24-Stunden-OL-Abenteuer in Thüringen
Es ist 3:40 am Morgen, das Wettkampzentrum ist nur von ein paar Scheinwerfern beleuchtet und die Temperatur flirtet mit dem Gefrierpunkt. Sogar der Sprecher tönt müde, als er mit von jeglicher Euphorie befreiter Stimme sagt: „Jonas Wepfer, Team Schlossberg, Nummer 62 kommt zum Wechsel. „Fuck“ denke ich mir, sage es vielleicht sogar, hänge meinen Trainer im Wartezelt an die Wand und gehe in den Übergabebereich. Jede Hoffnung, dass es sich um einen falschen Alarm handelte, ich noch ein paar Minuten länger trocken und relativ warm angezogen warten kann, zerschlägt sich, als Jonas tatsächlich im Zieleinlauf auftaucht, das Ziel stempelt und an mich übergibt. Ich stolpere los, packe im Kartenzelt meine Karte und verschwinde im dunklen, kalten thüringer Wald.
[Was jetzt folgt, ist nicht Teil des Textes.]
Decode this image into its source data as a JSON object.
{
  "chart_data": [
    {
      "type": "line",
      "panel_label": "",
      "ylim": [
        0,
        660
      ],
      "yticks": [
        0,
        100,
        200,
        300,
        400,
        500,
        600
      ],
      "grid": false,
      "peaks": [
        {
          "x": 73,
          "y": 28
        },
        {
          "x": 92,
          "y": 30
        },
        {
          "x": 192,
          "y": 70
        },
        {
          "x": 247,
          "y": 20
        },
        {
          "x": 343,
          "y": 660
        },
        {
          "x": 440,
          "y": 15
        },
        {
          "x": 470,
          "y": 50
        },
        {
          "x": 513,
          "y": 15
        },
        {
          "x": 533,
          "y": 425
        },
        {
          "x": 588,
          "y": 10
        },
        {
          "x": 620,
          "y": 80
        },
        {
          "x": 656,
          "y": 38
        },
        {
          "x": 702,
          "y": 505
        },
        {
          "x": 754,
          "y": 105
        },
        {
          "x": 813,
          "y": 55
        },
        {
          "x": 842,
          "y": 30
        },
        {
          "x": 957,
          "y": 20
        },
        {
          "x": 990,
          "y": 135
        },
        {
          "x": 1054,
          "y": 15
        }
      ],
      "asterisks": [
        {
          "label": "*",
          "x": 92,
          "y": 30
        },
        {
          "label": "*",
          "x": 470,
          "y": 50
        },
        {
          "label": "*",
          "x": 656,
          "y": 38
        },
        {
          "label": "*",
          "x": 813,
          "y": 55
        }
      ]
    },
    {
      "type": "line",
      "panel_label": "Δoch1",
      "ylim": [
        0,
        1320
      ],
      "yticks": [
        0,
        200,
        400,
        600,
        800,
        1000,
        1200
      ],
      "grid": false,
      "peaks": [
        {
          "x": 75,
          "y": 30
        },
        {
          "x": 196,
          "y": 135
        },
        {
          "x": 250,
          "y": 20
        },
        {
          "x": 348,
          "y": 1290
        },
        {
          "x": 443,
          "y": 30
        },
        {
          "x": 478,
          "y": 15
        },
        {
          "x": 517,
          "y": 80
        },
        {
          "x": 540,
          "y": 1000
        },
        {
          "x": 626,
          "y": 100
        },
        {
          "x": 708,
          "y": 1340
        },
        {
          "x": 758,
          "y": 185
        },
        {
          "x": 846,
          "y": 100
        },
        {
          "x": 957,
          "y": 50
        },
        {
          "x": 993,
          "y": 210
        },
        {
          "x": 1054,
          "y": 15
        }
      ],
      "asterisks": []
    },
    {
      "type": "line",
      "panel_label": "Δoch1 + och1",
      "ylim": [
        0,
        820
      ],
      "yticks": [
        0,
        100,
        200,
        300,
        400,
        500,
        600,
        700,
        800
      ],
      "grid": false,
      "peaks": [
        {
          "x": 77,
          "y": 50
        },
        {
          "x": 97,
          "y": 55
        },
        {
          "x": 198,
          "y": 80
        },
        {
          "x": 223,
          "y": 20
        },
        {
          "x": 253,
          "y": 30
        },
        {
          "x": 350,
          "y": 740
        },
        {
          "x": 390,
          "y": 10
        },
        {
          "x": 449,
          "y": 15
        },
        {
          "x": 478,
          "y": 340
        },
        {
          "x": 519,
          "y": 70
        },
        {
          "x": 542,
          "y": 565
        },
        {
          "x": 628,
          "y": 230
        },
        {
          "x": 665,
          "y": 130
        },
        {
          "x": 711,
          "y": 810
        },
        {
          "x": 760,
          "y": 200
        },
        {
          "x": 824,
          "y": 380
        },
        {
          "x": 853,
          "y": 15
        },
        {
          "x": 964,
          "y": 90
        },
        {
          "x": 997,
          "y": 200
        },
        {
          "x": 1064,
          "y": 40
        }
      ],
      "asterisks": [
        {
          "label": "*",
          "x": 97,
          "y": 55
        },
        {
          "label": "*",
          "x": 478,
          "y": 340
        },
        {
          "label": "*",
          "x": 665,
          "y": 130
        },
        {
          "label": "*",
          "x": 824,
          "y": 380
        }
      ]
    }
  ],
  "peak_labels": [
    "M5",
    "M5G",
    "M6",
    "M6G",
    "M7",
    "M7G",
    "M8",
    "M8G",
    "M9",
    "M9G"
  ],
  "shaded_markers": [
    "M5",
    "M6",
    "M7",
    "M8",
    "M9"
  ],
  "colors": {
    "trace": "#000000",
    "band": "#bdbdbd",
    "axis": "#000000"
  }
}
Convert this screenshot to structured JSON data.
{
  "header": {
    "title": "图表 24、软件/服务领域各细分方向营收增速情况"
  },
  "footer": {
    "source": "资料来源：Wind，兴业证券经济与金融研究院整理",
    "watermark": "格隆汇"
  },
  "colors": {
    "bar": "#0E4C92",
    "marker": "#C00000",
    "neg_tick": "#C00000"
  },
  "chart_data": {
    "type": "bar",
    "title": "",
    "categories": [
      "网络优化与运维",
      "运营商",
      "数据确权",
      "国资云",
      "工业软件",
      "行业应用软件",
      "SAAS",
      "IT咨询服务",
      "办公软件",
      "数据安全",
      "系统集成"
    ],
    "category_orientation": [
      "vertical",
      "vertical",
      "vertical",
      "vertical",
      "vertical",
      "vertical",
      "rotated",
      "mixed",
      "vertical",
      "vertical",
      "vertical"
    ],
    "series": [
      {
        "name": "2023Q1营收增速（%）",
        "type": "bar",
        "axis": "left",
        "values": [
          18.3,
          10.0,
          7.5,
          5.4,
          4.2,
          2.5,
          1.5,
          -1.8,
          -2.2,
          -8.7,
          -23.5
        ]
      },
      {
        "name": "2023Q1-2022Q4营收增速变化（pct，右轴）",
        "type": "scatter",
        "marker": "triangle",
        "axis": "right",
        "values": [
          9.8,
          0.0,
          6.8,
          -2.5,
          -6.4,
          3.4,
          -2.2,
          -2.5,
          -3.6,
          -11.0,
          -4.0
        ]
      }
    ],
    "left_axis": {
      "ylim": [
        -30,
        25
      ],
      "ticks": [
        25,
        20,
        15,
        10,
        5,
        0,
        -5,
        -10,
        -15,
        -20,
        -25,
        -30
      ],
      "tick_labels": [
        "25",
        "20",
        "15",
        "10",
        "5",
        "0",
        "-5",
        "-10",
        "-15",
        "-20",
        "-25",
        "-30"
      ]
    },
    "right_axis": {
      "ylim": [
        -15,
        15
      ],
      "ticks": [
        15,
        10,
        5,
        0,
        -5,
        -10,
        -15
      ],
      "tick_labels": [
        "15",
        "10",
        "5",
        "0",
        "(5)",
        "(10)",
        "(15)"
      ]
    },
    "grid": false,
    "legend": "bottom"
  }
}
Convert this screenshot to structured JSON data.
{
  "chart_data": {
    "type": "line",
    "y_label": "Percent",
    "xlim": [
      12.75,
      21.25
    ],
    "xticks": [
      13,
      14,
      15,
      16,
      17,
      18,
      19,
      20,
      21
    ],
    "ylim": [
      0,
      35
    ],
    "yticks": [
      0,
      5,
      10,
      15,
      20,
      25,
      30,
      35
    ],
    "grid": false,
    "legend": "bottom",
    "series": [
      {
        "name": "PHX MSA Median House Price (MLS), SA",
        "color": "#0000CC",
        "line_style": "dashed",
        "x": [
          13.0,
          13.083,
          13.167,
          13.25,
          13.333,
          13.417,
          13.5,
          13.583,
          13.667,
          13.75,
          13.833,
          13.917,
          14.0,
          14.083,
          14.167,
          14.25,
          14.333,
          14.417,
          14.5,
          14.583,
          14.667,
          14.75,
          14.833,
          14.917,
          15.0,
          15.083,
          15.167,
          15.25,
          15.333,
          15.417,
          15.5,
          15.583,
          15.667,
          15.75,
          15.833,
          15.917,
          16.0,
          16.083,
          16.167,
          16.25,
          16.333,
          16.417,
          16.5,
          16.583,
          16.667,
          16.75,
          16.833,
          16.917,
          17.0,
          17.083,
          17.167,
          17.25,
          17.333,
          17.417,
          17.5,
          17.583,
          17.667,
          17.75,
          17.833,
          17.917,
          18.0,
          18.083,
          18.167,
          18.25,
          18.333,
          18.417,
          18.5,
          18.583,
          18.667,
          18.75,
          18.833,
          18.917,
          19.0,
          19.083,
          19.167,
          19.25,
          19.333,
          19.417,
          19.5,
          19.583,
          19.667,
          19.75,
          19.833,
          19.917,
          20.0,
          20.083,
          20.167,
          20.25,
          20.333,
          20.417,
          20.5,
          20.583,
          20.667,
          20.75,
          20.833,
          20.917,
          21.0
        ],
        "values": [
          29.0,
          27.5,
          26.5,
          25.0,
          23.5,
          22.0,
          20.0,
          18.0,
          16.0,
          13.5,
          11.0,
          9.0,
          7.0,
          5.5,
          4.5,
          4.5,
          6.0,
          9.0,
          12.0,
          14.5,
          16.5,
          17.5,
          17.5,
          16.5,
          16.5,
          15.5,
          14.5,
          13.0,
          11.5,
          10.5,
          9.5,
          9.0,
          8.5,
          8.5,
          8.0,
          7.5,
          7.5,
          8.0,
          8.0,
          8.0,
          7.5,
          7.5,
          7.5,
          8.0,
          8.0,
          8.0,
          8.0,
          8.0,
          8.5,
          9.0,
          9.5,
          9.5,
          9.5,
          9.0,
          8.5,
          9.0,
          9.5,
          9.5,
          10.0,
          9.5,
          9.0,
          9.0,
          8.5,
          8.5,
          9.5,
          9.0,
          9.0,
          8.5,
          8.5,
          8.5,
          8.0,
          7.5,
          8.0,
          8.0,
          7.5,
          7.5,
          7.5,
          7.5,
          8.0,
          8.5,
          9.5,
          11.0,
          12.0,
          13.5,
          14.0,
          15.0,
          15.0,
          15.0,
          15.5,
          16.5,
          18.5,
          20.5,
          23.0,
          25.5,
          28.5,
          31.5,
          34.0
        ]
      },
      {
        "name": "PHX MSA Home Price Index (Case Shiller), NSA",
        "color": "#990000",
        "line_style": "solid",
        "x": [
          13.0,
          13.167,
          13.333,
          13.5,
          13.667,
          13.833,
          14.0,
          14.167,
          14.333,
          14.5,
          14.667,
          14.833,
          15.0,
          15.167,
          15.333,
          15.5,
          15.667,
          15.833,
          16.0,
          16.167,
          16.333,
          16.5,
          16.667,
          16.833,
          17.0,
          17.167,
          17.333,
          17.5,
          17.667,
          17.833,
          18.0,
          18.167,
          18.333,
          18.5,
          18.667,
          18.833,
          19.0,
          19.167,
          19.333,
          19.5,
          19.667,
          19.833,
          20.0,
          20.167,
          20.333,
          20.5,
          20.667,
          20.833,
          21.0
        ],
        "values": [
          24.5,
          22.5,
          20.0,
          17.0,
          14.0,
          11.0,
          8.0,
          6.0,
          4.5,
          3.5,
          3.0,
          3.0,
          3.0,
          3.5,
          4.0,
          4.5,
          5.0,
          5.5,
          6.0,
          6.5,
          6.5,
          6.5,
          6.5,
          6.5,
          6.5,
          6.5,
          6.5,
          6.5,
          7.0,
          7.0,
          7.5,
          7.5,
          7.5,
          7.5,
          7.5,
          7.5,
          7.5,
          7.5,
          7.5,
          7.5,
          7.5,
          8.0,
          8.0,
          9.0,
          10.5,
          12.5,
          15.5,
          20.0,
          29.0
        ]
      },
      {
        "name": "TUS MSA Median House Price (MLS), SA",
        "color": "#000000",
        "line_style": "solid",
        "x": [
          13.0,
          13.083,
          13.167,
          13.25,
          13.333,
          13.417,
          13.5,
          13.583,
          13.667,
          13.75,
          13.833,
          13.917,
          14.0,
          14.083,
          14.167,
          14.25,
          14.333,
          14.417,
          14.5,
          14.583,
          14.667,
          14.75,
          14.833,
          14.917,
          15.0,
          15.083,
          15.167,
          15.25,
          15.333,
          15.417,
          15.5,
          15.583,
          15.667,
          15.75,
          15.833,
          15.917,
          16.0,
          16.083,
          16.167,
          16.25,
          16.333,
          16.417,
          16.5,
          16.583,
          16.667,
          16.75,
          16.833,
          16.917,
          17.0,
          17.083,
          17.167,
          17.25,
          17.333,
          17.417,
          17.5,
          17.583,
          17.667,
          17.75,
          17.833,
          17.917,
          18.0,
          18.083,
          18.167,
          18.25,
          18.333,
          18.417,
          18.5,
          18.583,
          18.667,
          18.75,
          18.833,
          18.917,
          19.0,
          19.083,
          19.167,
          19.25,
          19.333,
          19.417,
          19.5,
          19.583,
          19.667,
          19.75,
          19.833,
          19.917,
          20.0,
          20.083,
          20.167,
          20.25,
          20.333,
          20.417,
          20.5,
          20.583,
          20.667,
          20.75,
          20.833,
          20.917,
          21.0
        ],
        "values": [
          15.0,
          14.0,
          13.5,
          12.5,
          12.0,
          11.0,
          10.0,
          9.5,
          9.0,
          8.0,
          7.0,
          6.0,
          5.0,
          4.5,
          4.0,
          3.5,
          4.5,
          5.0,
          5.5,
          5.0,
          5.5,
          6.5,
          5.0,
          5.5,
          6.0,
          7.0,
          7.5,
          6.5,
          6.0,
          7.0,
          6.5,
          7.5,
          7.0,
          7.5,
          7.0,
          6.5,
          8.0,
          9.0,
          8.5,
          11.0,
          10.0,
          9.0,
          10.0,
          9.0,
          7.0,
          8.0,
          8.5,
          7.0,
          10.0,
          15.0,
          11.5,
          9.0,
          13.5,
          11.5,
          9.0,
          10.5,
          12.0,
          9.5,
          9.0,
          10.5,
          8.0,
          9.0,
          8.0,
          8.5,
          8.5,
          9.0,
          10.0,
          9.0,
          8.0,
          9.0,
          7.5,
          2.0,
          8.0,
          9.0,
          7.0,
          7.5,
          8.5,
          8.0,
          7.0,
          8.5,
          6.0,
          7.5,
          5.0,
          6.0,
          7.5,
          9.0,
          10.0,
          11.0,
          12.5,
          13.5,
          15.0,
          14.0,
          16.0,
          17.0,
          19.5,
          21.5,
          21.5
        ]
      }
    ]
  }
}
Dies war der Tiefpunkt meines 24h-Ols, einem Ol Abenteuer, das am Freitag vor dem Auffahrtswochenende begann und sich jetzt, da die Uhr stoisch der Neun entgegentickte, dem Ende zuneigte.
An jenem Freitag fuhren die beiden Teams à je sechs Läuferinnen und Läufern mit dem Car los Richtung Norden, eine bunte Mannschaft die sich zwar im Alter, der Erfahrung, dem Trainingszustand, ja sogar der Clubzugehörigkeit unterschieden, nicht aber in der Vorfreude auf den bevorstehenden Event.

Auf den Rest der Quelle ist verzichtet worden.